The brain and heart normally interact to direct, monitor, and change the amount of air that we breathe. The problem in CSA is that the brain does not send appropriate signals to breathe. CSA syndromes in adults are divided into these five categories:

Primary CSA

This breathing pattern consists of repeated periods of time where there is no effort to breathe. As a result, there is little to no airflow. The cause is unknown.

Cheyne-Stokes breathing pattern

This breathing pattern is rhythmic with a steady increase (crescendo) of breathing effort and airflow followed by a decrease (decrescendo) and then sometimes an absence of effort and airflow. This is associated with heart failure, stroke, and possibly kidney disease.

Medical condition not Cheyne-Stokes

This is when central apnea occurs due to medical conditions without the typical pattern of Cheyne-Stokes breathing. It is caused by heart and kidney problems. It may also result from a problem in the base of the brain where breathing is controlled.

High-altitude periodic breathing

This is seen when sleeping at altitudes higher than about 15,000 feet. The breathing pattern is similar to Cheyne-Stokes breathing pattern. The difference is that there is no history of heart failure, stroke, or kidney failure. It often improves as the altitude decreases. The cycle time (the time from one breath to another) also tends to be shorter.

Due to drug or substance

This breathing pattern can vary – from a regular increasing and decreasing respiratory effort to something that is quite irregular.
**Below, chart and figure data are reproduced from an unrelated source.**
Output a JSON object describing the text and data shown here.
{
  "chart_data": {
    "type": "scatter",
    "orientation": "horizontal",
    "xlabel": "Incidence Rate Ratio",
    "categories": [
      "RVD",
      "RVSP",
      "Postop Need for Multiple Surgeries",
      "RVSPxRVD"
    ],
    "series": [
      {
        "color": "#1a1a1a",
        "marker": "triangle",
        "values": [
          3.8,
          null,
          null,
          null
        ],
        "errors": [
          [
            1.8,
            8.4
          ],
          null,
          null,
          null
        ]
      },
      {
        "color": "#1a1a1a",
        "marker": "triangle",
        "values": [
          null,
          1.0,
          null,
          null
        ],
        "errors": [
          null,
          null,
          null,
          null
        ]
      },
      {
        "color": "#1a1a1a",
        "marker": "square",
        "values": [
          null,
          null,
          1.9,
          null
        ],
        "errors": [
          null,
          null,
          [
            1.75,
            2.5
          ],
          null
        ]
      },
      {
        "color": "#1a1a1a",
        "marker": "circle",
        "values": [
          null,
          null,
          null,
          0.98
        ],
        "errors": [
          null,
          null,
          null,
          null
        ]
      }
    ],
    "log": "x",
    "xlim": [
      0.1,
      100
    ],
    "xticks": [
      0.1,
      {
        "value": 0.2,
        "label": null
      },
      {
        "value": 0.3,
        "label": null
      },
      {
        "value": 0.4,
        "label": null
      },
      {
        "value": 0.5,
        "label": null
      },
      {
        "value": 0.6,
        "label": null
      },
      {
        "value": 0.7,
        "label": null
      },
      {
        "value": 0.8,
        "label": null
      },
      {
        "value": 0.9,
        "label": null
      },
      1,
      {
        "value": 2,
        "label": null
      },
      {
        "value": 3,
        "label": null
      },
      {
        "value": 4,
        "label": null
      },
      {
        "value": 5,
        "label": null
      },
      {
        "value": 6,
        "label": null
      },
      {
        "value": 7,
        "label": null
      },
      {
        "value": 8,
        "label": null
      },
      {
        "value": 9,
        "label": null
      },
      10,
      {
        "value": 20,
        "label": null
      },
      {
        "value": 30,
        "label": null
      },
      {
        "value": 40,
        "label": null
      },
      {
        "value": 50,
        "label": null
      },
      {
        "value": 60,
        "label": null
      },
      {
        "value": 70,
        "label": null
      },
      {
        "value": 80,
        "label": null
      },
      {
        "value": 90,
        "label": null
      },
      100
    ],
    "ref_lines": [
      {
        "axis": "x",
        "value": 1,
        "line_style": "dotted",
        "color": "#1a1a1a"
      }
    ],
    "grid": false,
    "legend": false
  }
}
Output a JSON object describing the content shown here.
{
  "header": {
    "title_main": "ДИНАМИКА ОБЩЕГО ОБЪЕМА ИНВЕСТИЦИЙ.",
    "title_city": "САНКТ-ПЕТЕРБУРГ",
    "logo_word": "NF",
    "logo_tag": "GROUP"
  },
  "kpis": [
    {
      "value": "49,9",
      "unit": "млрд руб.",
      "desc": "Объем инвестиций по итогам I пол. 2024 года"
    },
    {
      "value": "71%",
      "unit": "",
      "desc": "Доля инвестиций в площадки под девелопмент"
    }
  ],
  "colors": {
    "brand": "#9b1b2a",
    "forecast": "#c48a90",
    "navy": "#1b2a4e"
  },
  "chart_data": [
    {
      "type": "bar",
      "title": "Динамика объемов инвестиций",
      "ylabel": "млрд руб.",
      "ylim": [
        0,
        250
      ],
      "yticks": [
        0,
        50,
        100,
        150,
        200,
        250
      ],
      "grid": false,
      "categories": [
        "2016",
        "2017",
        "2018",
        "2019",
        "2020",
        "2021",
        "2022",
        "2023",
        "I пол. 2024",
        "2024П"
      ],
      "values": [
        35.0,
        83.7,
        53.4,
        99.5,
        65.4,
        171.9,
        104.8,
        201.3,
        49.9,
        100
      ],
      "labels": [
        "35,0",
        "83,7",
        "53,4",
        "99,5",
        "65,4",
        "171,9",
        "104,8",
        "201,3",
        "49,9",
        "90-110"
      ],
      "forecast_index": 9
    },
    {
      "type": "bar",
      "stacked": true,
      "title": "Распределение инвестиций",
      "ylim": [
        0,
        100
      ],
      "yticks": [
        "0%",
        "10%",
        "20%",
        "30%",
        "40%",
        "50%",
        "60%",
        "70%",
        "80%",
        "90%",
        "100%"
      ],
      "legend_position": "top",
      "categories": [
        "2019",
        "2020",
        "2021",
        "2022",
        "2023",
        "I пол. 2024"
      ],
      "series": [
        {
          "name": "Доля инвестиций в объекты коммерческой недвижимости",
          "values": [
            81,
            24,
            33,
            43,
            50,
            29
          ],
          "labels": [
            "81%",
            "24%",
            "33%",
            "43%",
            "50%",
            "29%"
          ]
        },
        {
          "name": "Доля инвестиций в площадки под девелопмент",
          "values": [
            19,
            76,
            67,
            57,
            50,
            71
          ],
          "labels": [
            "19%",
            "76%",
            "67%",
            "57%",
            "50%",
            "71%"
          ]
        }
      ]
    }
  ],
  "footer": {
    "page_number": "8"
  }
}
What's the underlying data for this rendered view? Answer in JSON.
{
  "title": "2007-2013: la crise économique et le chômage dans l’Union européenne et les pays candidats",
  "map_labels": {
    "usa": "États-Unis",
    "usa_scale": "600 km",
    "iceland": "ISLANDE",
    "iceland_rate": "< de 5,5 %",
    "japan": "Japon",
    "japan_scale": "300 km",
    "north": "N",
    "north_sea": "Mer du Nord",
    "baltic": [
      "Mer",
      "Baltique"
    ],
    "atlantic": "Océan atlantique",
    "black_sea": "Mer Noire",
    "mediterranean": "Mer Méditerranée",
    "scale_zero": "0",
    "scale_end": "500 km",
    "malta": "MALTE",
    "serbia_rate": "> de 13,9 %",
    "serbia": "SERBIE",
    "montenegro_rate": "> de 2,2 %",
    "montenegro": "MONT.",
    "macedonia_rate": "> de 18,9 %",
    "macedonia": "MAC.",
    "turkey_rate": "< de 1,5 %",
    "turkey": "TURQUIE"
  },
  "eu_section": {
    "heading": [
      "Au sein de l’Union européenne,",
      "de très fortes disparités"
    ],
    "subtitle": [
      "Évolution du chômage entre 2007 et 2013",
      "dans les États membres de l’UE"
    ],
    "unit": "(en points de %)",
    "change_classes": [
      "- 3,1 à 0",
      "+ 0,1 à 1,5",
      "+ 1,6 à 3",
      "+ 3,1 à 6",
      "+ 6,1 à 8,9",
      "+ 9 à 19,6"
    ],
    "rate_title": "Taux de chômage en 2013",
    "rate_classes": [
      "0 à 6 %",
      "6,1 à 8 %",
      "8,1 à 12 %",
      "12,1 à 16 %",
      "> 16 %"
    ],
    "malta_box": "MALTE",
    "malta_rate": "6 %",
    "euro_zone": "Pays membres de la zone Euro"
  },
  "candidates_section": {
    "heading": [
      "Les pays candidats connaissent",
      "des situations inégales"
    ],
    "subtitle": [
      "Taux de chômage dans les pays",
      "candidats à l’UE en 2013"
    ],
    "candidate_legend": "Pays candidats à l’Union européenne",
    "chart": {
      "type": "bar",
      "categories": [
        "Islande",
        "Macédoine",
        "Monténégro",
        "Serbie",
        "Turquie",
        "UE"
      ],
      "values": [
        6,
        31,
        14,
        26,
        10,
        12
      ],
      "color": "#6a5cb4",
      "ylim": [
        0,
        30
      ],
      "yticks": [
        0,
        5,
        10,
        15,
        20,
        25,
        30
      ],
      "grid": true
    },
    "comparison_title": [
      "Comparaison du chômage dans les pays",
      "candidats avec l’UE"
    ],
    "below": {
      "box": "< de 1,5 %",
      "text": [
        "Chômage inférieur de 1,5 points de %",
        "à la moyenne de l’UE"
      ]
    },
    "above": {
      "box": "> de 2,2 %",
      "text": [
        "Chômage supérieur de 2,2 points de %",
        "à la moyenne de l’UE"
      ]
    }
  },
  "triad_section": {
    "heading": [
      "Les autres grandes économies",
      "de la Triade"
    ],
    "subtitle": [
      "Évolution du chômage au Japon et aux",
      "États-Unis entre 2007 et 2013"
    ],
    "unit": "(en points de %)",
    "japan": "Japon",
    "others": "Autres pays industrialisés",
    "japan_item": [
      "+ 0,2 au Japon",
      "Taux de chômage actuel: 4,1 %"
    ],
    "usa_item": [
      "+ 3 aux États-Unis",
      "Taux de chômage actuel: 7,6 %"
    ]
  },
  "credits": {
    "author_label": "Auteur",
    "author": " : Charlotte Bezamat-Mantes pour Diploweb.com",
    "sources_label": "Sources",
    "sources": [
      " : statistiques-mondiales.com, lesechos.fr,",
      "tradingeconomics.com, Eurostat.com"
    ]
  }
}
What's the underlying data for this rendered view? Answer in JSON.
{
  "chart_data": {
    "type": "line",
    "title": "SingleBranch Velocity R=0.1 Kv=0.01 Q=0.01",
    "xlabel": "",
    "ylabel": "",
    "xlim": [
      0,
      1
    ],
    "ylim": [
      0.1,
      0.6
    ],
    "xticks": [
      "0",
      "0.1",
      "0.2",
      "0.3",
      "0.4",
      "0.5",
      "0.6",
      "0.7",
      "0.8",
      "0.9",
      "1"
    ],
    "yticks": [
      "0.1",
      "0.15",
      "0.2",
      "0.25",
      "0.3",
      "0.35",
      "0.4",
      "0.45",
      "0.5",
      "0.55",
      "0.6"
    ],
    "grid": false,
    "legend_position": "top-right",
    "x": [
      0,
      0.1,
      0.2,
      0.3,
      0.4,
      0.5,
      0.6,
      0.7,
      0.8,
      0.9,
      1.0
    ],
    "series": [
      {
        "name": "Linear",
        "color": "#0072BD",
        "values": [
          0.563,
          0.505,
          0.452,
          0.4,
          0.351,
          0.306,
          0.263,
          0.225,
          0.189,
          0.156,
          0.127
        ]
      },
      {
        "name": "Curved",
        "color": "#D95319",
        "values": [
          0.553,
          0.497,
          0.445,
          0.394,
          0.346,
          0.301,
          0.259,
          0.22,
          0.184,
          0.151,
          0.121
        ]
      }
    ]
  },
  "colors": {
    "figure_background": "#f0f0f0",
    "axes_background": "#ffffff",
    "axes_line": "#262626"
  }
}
Sometimes there are elements of obstruction such as the breathing that is seen in OSA. Medications most associated with this central sleep apnea pattern are in the opioid category – such as prescription pain medications or illicit substances such as heroin.

What are symptoms of central sleep apnea?

Many people with CSA have the following problems:

  • Disrupted sleep with frequent awakenings
  • Difficulty falling asleep
  • Daytime sleepiness

Other problems often seen include the following:

  • Snoring
  • Pauses in breathing
  • Waking up short of breath

A bed partner often can tell how often you snore and if you stop breathing.

Many people with CSA are sleepy during the day. They find that they are still tired even after a nap. When you stop breathing, your body wakes up. It happens quickly so you aren’t aware of it. This disrupts your sleep. You can stop breathing hundreds of times in one night. This can make you feel very tired the next day.

The medical conditions that cause CSA can also worsen  the problems with sleeping and daytime sleepiness.